The Sun’s coronal loops may be an optical illusion

Some of the most spectacular features on the Sun are its coronal loops — incandescent structures of hot plasma that arc for thousands of miles above magnetically active regions of the Sun, forming what appear to be curving strands.

But appearances can be deceiving. Now, a team of solar physicists say these iconic structures may not actually be loops at all. Instead, the loops may be an illusion rooted in a more complex structure — a magnetic sheet or curtain that is being pulled and wrinkled. The team call this the coronal veil, and they think that bright coronal loops appear where the veil is wrinkled and our line of sight runs through more of it.

The insight came from exploring simulations of the Sun’s magnetic field published March 2 in The Astrophysical Journal.

“I have spent my entire career studying coronal loops,” said Malanushenko, a researcher at the National Center for Atmospheric Research in Boulder, Colorado, and the study’s lead author, in a statement. “I never expected this. When I saw the results, my mind exploded. This is an entirely new paradigm of understanding the Sun’s atmosphere.”

Lifting the veil

For decades, scientists have generally assumed that coronal loops are what they look like — strands of hot glowing plasma. Because plasma consists of particles with an electric charge, their movements are influenced by the Sun’s magnetic field. Physicists say that plasma is “frozen in” to a magnetic field: The magnetic force guides plasma along magnetic field lines, the same lines that iron filings trace out around a bar magnet. Therefore, it’s not much of a stretch to think that these bright loops are thin strands of frozen-in plasma, following the curvature of the magnetic field.
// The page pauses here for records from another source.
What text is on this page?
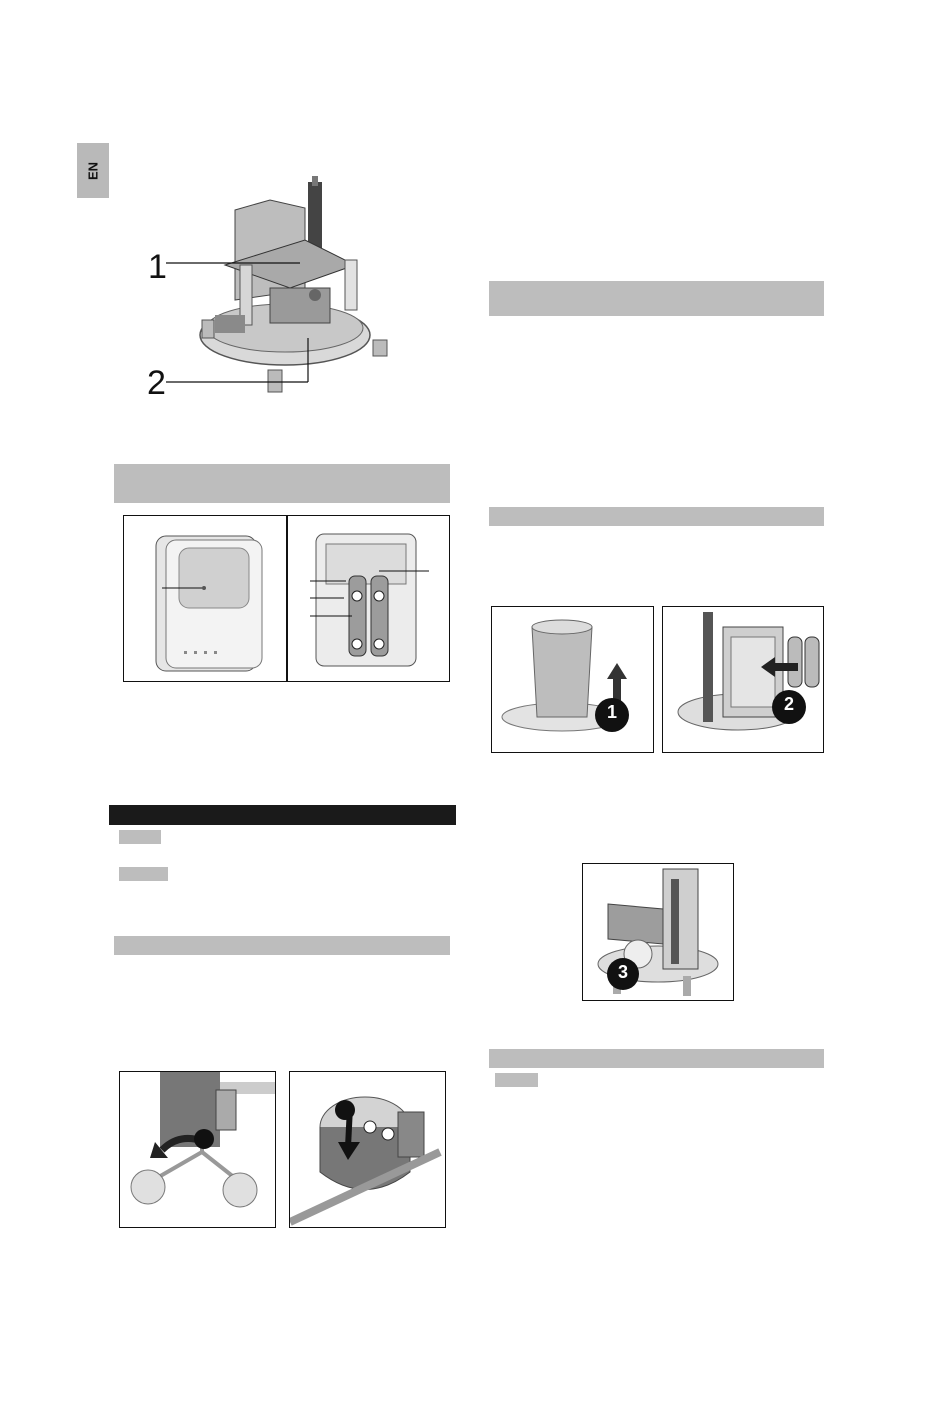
EN
1
2
1	2
3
However, there are a couple issues with the strands hypothesis that call it into question. One is that magnetic field lines tend to fan out further from their source — whether that source is a bar magnet or a group of sunspots. That means if coronal loops are strands that trace magnetic field lines, they should also fan out and get wider high above the Sun’s surface. But that’s not what observations show. “The consensus is that they do expand with height but not nearly as much as we think they should,” Malanushenko told Astronomy.
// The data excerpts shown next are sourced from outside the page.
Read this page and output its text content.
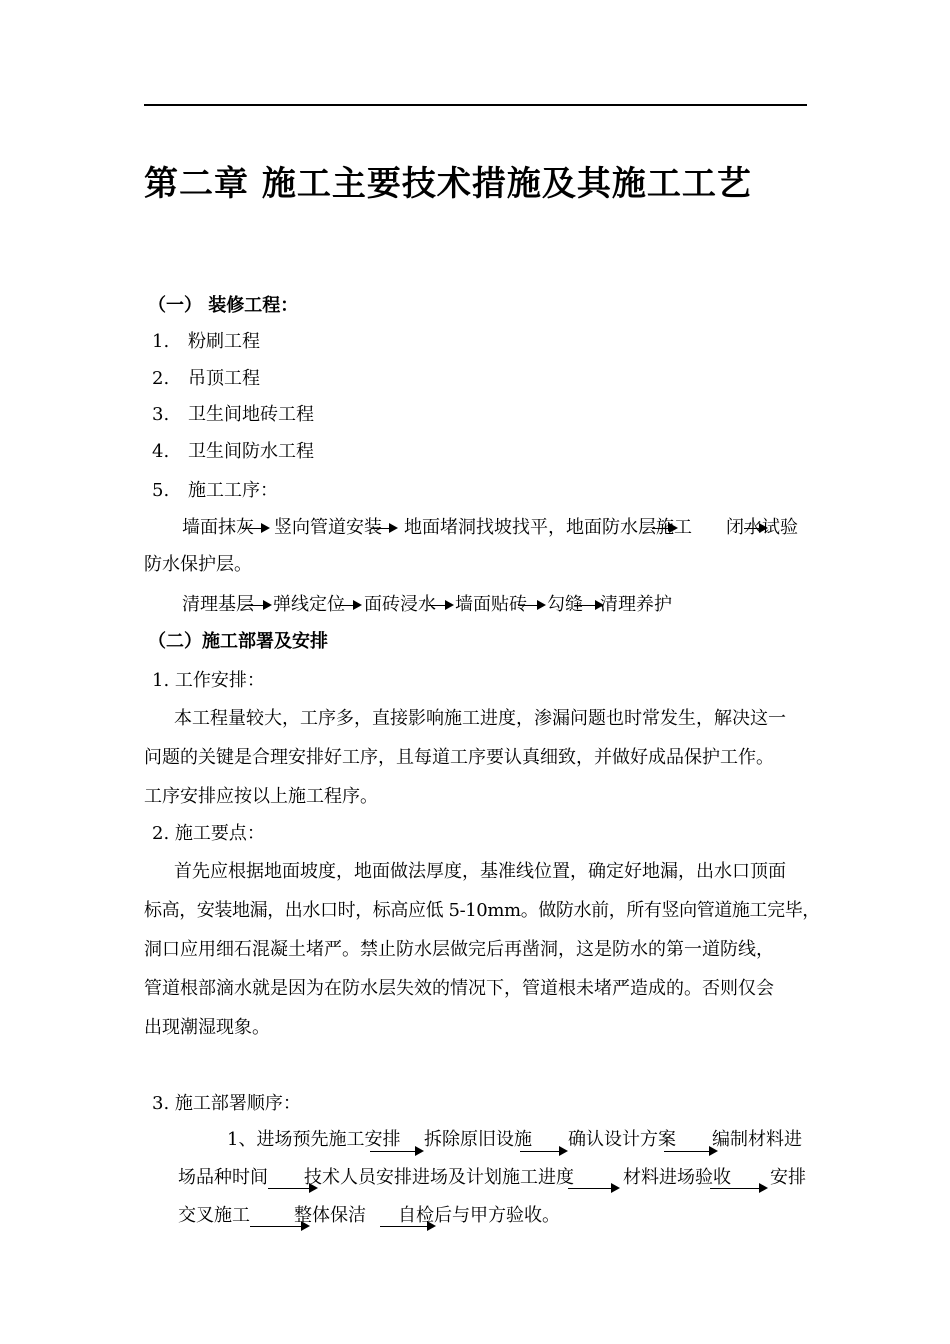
第二章 施工主要技术措施及其施工工艺
（一） 装修工程：
1. 粉刷工程
2. 吊顶工程
3. 卫生间地砖工程
4. 卫生间防水工程
5. 施工工序：
墙面抹灰 竖向管道安装 地面堵洞找坡找平，地面防水层施工 闭水试验
防水保护层。
清理基层 弹线定位 面砖浸水 墙面贴砖 勾缝 清理养护
（二）施工部署及安排
1. 工作安排：
本工程量较大，工序多，直接影响施工进度，渗漏问题也时常发生，解决这一
问题的关键是合理安排好工序，且每道工序要认真细致，并做好成品保护工作。
工序安排应按以上施工程序。
2. 施工要点：
首先应根据地面坡度，地面做法厚度，基准线位置，确定好地漏，出水口顶面
标高，安装地漏，出水口时，标高应低 5-10mm。做防水前，所有竖向管道施工完毕，
洞口应用细石混凝土堵严。禁止防水层做完后再凿洞，这是防水的第一道防线，
管道根部滴水就是因为在防水层失效的情况下，管道根未堵严造成的。否则仅会
出现潮湿现象。
3. 施工部署顺序：
1、进场预先施工安排 拆除原旧设施 确认设计方案 编制材料进
场品种时间 技术人员安排进场及计划施工进度	材料进场验收 安排
交叉施工 整体保洁 自检后与甲方验收。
The other issue with the strands hypothesis is related to how the Sun’s atmosphere becomes less dense further away from its visible surface. This means that the tops of coronal loops should also be thinner and therefore not as bright as at their bases. Instead, they maintain a relatively even brightness from top to bottom.
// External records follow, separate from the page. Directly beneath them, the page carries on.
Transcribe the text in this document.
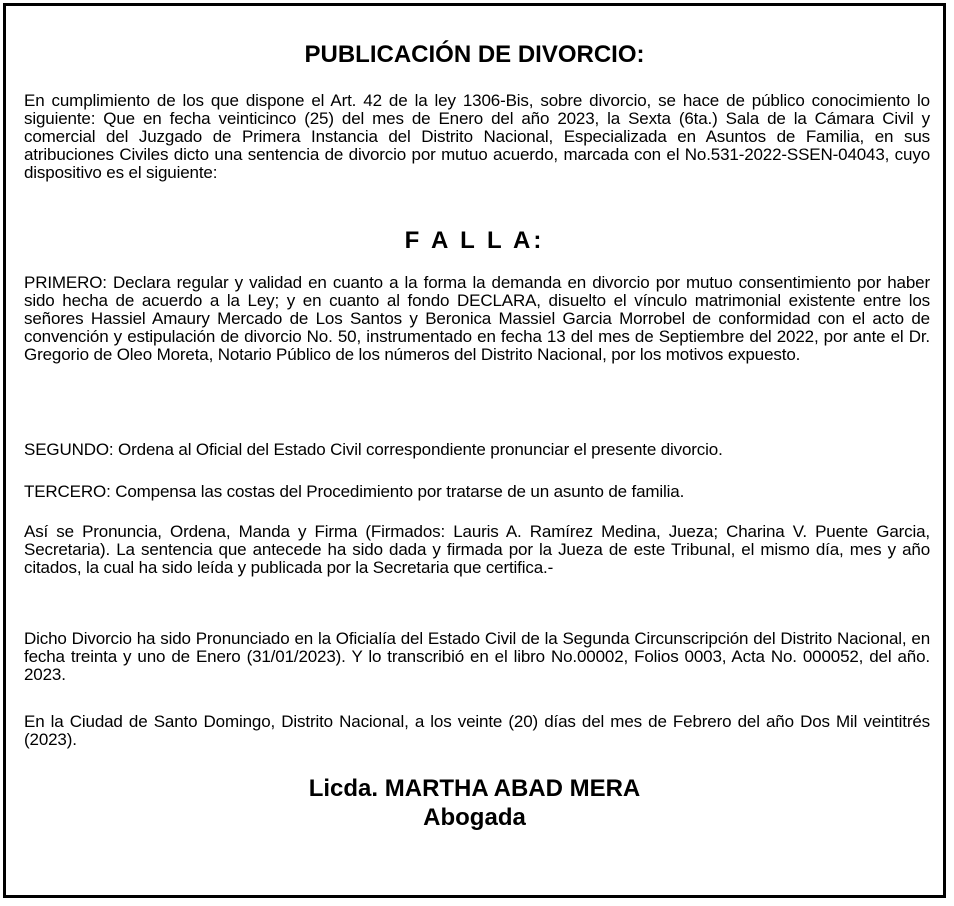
PUBLICACIÓN DE DIVORCIO:

En cumplimiento de los que dispone el Art. 42 de la ley 1306-Bis, sobre divorcio, se hace de público conocimiento lo siguiente: Que en fecha veinticinco (25) del mes de Enero del año 2023, la Sexta (6ta.) Sala de la Cámara Civil y comercial del Juzgado de Primera Instancia del Distrito Nacional, Especializada en Asuntos de Familia, en sus atribuciones Civiles dicto una sentencia de divorcio por mutuo acuerdo, marcada con el No.531-2022-SSEN-04043, cuyo dispositivo es el siguiente:

F A L L A:

PRIMERO: Declara regular y validad en cuanto a la forma la demanda en divorcio por mutuo consentimiento por haber sido hecha de acuerdo a la Ley; y en cuanto al fondo DECLARA, disuelto el vínculo matrimonial existente entre los señores Hassiel Amaury Mercado de Los Santos y Beronica Massiel Garcia Morrobel de conformidad con el acto de convención y estipulación de divorcio No. 50, instrumentado en fecha 13 del mes de Septiembre del 2022, por ante el Dr. Gregorio de Oleo Moreta, Notario Público de los números del Distrito Nacional, por los motivos expuesto.

SEGUNDO: Ordena al Oficial del Estado Civil correspondiente pronunciar el presente divorcio.

TERCERO: Compensa las costas del Procedimiento por tratarse de un asunto de familia.

Así se Pronuncia, Ordena, Manda y Firma (Firmados: Lauris A. Ramírez Medina, Jueza; Charina V. Puente Garcia, Secretaria). La sentencia que antecede ha sido dada y firmada por la Jueza de este Tribunal, el mismo día, mes y año citados, la cual ha sido leída y publicada por la Secretaria que certifica.-

Dicho Divorcio ha sido Pronunciado en la Oficialía del Estado Civil de la Segunda Circunscripción del Distrito Nacional, en fecha treinta y uno de Enero (31/01/2023). Y lo transcribió en el libro No.00002, Folios 0003, Acta No. 000052, del año. 2023.

En la Ciudad de Santo Domingo, Distrito Nacional, a los veinte (20) días del mes de Febrero del año Dos Mil veintitrés (2023).

Licda. MARTHA ABAD MERA
Abogada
But these inconsistencies go away under the veil hypothesis, where the loops don’t correspond to compact plasma strands, but are instead a perspective effect caused by wrinkles in a sheet of plasma. The effect is analogous to a thin veil: When the material bunches up so that we see it edge-on or is folded so that we are looking through multiple layers, it absorbs more light and blocks our view of what is behind it. Of course, because plasma in the solar corona is emitting light — not absorbing it — such wrinkles appear brighter to us, not darker.

Hard to test

The fact that we don’t have much experience with thin sheets of glowing gases in everyday life is likely part of the reason the wrinkled veil hypothesis hasn’t been seriously considered before, says Malanushenko.

But there are some astrophysical precedents in the night sky — most famously, the Veil Nebula, which consists of the remnants of an expanding cloud of debris from a supernova in the constellation Cygnus 10,000 to 20,000 years ago. The object consists of what appear to be ropelike filaments, but the common explanation is that the expanding shock wave of heated gas forms a thin layer that is visible to us only when it is wrinkled and bunched up along our line of sight.

For the Sun, the team backs up the veil hypothesis qualitatively with examples from a widely used model of the solar magnetic field called MURaM, developed by researchers at the Max Planck for Solar System Research in Göttingen, Germany, and the University of Chicago.

“I was very excited that in a simulation, I could take a scalpel and slice the model in different sections, isolate individual loops, and study them,” says Malanushenko. “And what I saw was nothing like what I expected.”

Features that appeared like coronal loops from one angle, when viewed in cross section, were not bundles of strands but swirling sheet-like features.

The team readily acknowledges that much more work must be done to verify their hypothesis — and there are plenty of challenges in doing so observationally, says Malanushenko. The team thinks the structures are so complex that even with multiple viewpoints, it would be very hard, if not impossible, to tell which loop is which and determine the geometry of the veil, if it exists.

Making direct measurements of the coronal veil with spacecraft is also beyond our capabilities at the moment. NASA’s Parker Solar Probe, launched in 2018, will make the closest ever approach by a spacecraft to the Sun, coming within 4 million miles (6.4 million kilometers) of its visible surface. But to directly sample coronal loops or make in situ measurements, a craft would have to get about 1,000 times closer.

For now, the team plans to follow up by performing more modeling and comparing the results to observations. One strategy to distinguish between the loop and veil theories is to look at the contrast in brightness of apparent loops, as well as the space between them. Strands should stand out starkly against their background, while a veil would result in more diffuse emission between the bright wrinkles.

It’s possible that improvements in modeling will enable a stronger observational strategy, says Malanushenko. “Given the strength of this impact, yes, we should be careful. We should look for observational confirmation.”